Em mais de três décadas de Brasil, desconheço um processo mais potente de catarse e uma forma mais orgânica e natural de falar sobre as nossas questões, de fermentar os nossos conflitos, cutucar as nossas feridas, pôr as cartas na mesa e expor as nossas mazelas. Nossas fraturas e nossas vitórias, está tudo exposto: no sambódromo, nas vozes dos puxadores, nas marchinhas retomadas e readaptadas a cada ano, nas fantasias e na criatividade dos foliões, nas alegorias, nas comunidades periféricas que reclamam para si uma centralidade impossível em outros contextos e épocas do ano (e tenho plena consciência de que falo isso de um lugar bastante privilegiado, mas penso que as escolas de samba – como outros tipos de agremiações carnavalescas tradicionais - e todos os seus rituais seguem uma liturgia própria, que não tem muito a ver com o Brasil branco e burguês, por mais que queiramos participar da festa e até paguemos caro para estar lá).

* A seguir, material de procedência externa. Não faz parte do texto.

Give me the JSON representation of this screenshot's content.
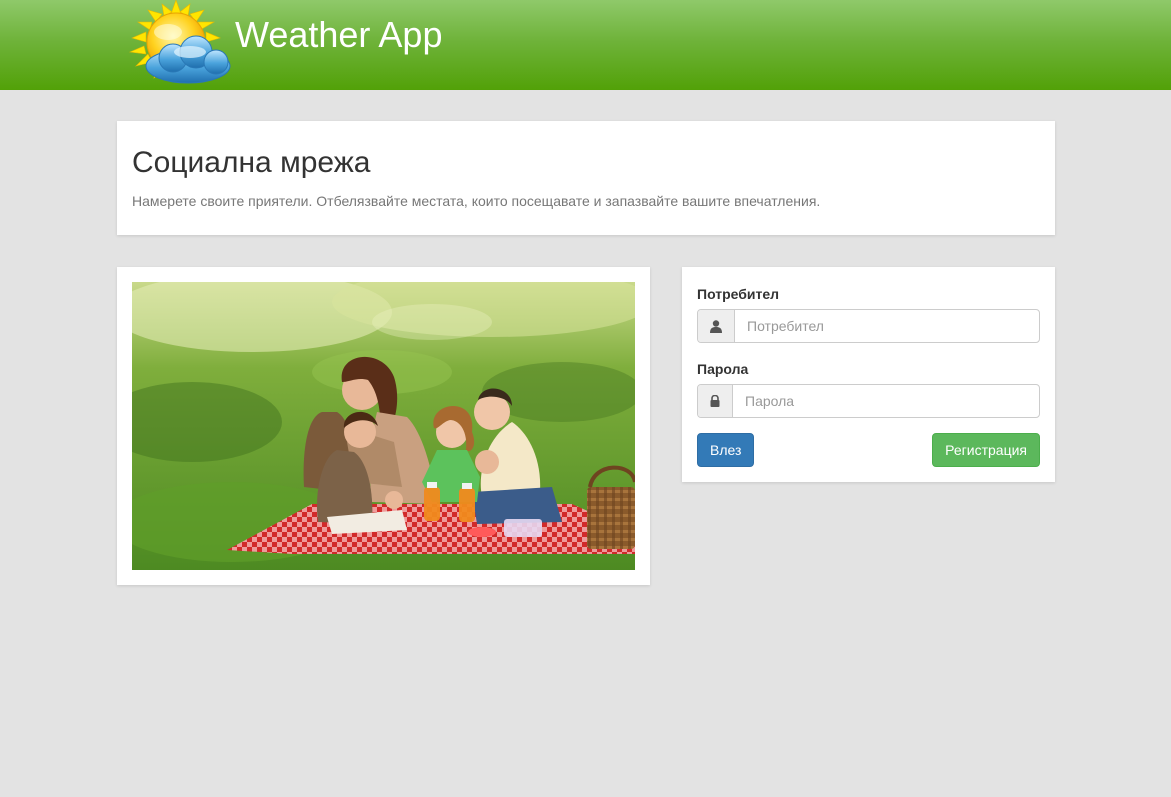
{
  "header": {
    "app_title": "Weather App",
    "logo_icon": "sun-cloud-icon",
    "gradient_top": "#8fc96a",
    "gradient_bottom": "#52a108"
  },
  "intro": {
    "title": "Социална мрежа",
    "description": "Намерете своите приятели. Отбелязвайте местата, които посещавате и запазвайте вашите впечатления."
  },
  "photo": {
    "subject": "family-picnic-photo"
  },
  "login": {
    "username_label": "Потребител",
    "username_placeholder": "Потребител",
    "username_value": "",
    "username_icon": "user-icon",
    "password_label": "Парола",
    "password_placeholder": "Парола",
    "password_value": "",
    "password_icon": "lock-icon",
    "login_button": "Влез",
    "register_button": "Регистрация"
  },
  "colors": {
    "page_background": "#e3e3e3",
    "primary_button": "#337ab7",
    "success_button": "#5cb85c"
  }
}
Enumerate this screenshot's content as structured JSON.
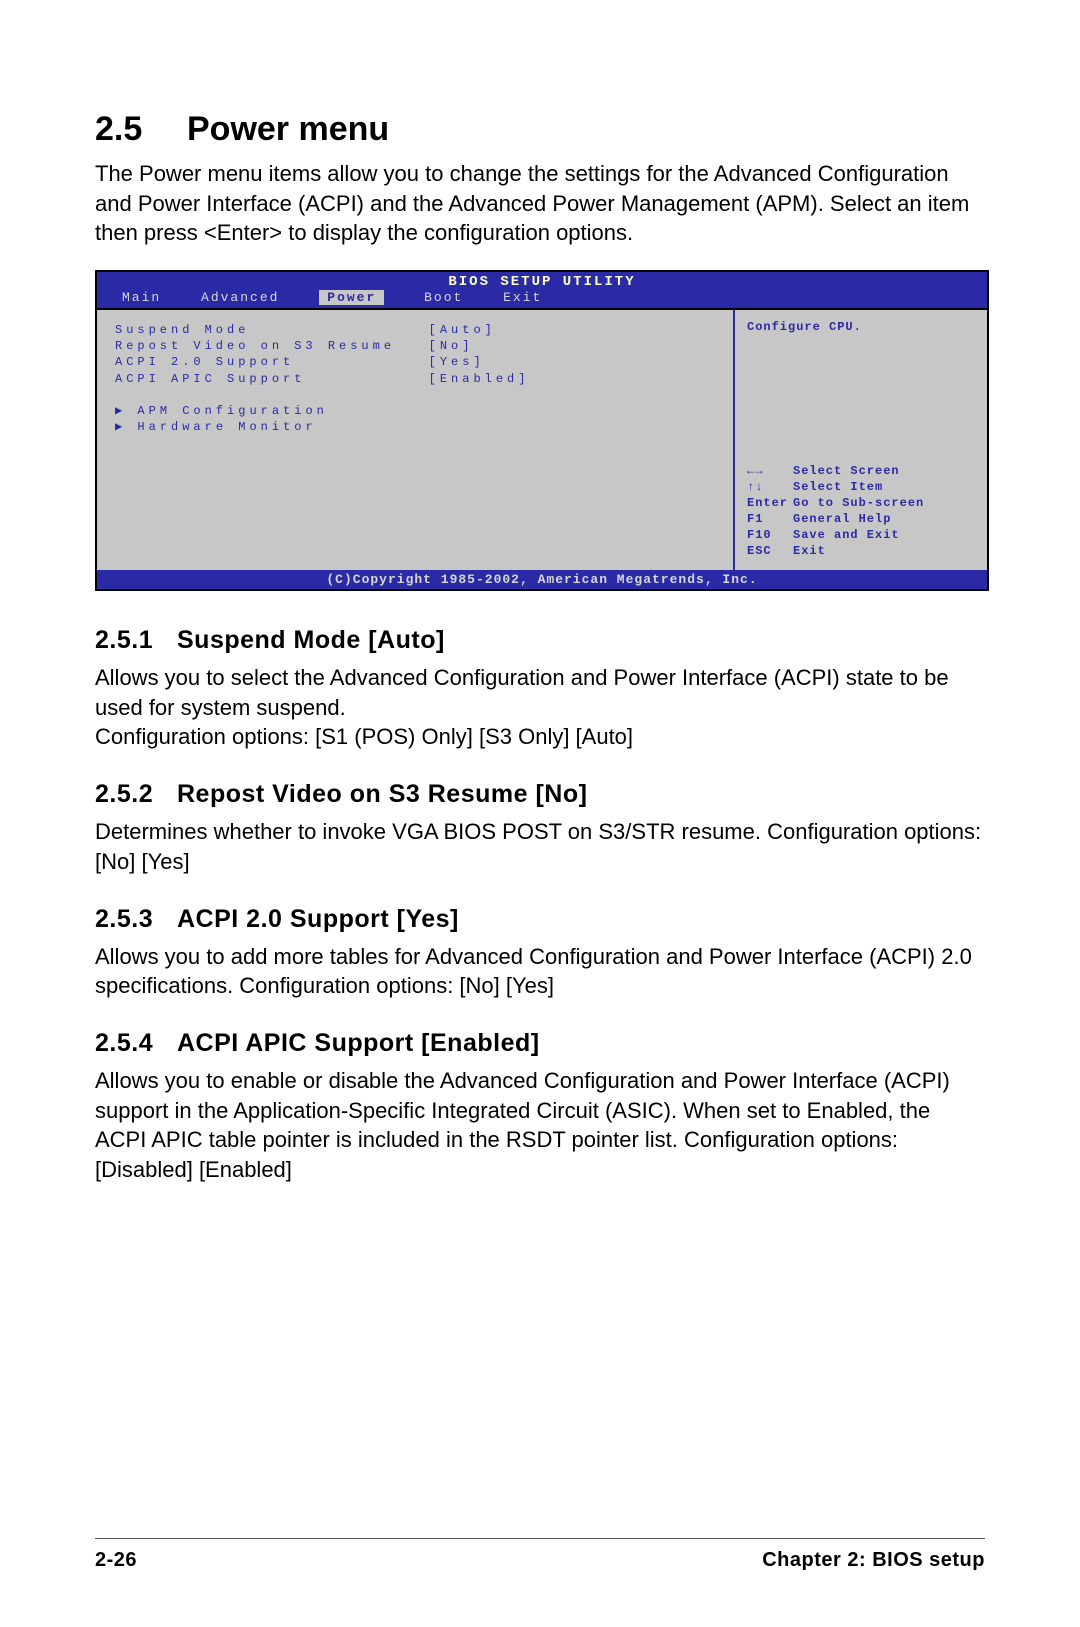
{
  "header": {
    "number": "2.5",
    "title": "Power menu",
    "intro": "The Power menu items allow you to change the settings for the Advanced Configuration and Power Interface (ACPI) and the Advanced Power Management (APM). Select an item then press <Enter> to display the configuration options."
  },
  "bios": {
    "title": "BIOS SETUP UTILITY",
    "menu": [
      "Main",
      "Advanced",
      "Power",
      "Boot",
      "Exit"
    ],
    "activeMenuIndex": 2,
    "items": [
      {
        "label": "Suspend Mode",
        "value": "[Auto]"
      },
      {
        "label": "Repost Video on S3 Resume",
        "value": "[No]"
      },
      {
        "label": "ACPI 2.0 Support",
        "value": "[Yes]"
      },
      {
        "label": "ACPI APIC Support",
        "value": "[Enabled]"
      }
    ],
    "submenus": [
      "APM Configuration",
      "Hardware Monitor"
    ],
    "helpText": "Configure CPU.",
    "keys": [
      {
        "key": "←→",
        "action": "Select Screen"
      },
      {
        "key": "↑↓",
        "action": "Select Item"
      },
      {
        "key": "Enter",
        "action": "Go to Sub-screen"
      },
      {
        "key": "F1",
        "action": "General Help"
      },
      {
        "key": "F10",
        "action": "Save and Exit"
      },
      {
        "key": "ESC",
        "action": "Exit"
      }
    ],
    "copyright": "(C)Copyright 1985-2002, American Megatrends, Inc."
  },
  "sections": [
    {
      "number": "2.5.1",
      "title": "Suspend Mode [Auto]",
      "body": "Allows you to select the Advanced Configuration and Power Interface (ACPI) state to be used for system suspend.\nConfiguration options: [S1 (POS) Only] [S3 Only] [Auto]"
    },
    {
      "number": "2.5.2",
      "title": "Repost Video on S3 Resume [No]",
      "body": "Determines whether to invoke VGA BIOS POST on S3/STR resume. Configuration options: [No] [Yes]"
    },
    {
      "number": "2.5.3",
      "title": "ACPI 2.0 Support [Yes]",
      "body": "Allows you to add more tables for Advanced Configuration and Power Interface (ACPI) 2.0 specifications. Configuration options: [No] [Yes]"
    },
    {
      "number": "2.5.4",
      "title": "ACPI APIC Support [Enabled]",
      "body": "Allows you to enable or disable the Advanced Configuration and Power Interface (ACPI) support in the Application-Specific Integrated Circuit (ASIC). When set to Enabled, the ACPI APIC table pointer is included in the RSDT pointer list. Configuration options: [Disabled] [Enabled]"
    }
  ],
  "footer": {
    "left": "2-26",
    "right": "Chapter 2: BIOS setup"
  }
}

Vide o enredo vitorioso da Mangueira neste 2019. A escola saiu à avenida levantando bandeiras estampadas com o rosto de Marielle Franco (a vereadora carioca assassinada por milicianos, possivelmente com o aval de agentes do Estado), com um monumento banhado em sangue indígena (réplica do monumento às bandeiras da capital paulista) e com os heróis negros que nossas escolas insistem em deixar de fora do currículo. Uma narrativa que levou à forra todos os progressistas, humanistas, que estavam com esse grito entalado na garganta desde novembro do ano passado. E mais que isso, o grito de milhões de brasileiros negros e indígenas, os filhos dessa terra eternamente vítimas de um genocídio que não tem fim. O carnaval é o brasileiro contando a própria história, escrevendo-a em forma de samba, da forma que a gente criou, sem o eurocentrismo acadêmico, sem o branqueamento da elite. É brilhante tanto quanto necessário. Dizer qualquer coisa no sentido oposto, é pura desfaçatez.

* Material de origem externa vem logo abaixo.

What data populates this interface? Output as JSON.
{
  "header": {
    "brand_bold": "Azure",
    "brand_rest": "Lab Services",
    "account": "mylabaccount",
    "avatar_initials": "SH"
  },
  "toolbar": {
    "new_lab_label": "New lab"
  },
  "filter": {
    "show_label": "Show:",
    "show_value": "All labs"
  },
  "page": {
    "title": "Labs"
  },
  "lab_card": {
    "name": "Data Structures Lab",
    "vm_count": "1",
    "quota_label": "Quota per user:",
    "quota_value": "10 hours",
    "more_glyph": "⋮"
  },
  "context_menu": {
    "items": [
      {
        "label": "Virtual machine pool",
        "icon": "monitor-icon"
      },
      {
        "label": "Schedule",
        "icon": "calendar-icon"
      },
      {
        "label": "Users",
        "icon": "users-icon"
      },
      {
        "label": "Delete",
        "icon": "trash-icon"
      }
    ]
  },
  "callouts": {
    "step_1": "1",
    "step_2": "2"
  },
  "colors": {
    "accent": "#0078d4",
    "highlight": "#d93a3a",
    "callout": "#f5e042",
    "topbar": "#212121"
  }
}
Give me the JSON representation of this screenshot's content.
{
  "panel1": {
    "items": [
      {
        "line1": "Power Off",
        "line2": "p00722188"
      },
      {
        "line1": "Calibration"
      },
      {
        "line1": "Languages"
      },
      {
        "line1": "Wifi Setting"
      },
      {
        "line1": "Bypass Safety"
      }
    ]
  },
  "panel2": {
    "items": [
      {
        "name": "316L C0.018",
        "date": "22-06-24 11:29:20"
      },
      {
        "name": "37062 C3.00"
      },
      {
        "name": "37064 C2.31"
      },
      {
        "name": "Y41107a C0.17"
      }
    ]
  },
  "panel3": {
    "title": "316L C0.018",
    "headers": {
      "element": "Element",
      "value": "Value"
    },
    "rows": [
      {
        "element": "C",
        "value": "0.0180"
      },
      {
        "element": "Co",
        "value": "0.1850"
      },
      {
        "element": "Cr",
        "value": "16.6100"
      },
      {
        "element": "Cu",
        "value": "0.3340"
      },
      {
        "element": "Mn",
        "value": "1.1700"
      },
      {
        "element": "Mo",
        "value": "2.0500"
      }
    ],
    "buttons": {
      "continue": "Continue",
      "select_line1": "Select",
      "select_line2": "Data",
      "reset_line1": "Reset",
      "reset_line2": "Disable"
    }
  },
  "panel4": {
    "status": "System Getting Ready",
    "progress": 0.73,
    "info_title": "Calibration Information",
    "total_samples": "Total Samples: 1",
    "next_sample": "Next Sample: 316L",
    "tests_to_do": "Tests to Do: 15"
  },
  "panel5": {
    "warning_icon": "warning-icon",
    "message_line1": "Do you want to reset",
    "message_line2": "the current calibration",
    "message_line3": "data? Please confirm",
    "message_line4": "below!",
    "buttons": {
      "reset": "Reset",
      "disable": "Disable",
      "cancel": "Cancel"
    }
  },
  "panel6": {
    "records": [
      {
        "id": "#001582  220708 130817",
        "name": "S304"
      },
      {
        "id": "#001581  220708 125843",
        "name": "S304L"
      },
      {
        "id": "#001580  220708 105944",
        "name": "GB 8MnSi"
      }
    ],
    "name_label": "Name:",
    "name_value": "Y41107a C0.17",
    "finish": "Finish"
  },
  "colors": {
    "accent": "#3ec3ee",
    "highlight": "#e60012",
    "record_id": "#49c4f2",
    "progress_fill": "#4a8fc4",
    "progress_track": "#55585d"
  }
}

No entanto, diante de um cenário de tamanha complexidade e riqueza cultural, o presidente da nação brasileira preferiu divulgar dois homens em atividades sexuais, supostamente durante o carnaval de São Paulo. Não contente em nos constranger diante do mundo com tamanha falta de noção e mesura, ainda arremata com a pergunta título desse artigo.
Agora, quem tem uma pergunta sou eu: além dos homens envolvidos, a quem mais esse vídeo interessa? E eu mesma respondo: a ninguém. Certamente não ao governo federal. Se deus é mesmo brasileiro, ele só pode ter fugido depois das eleições.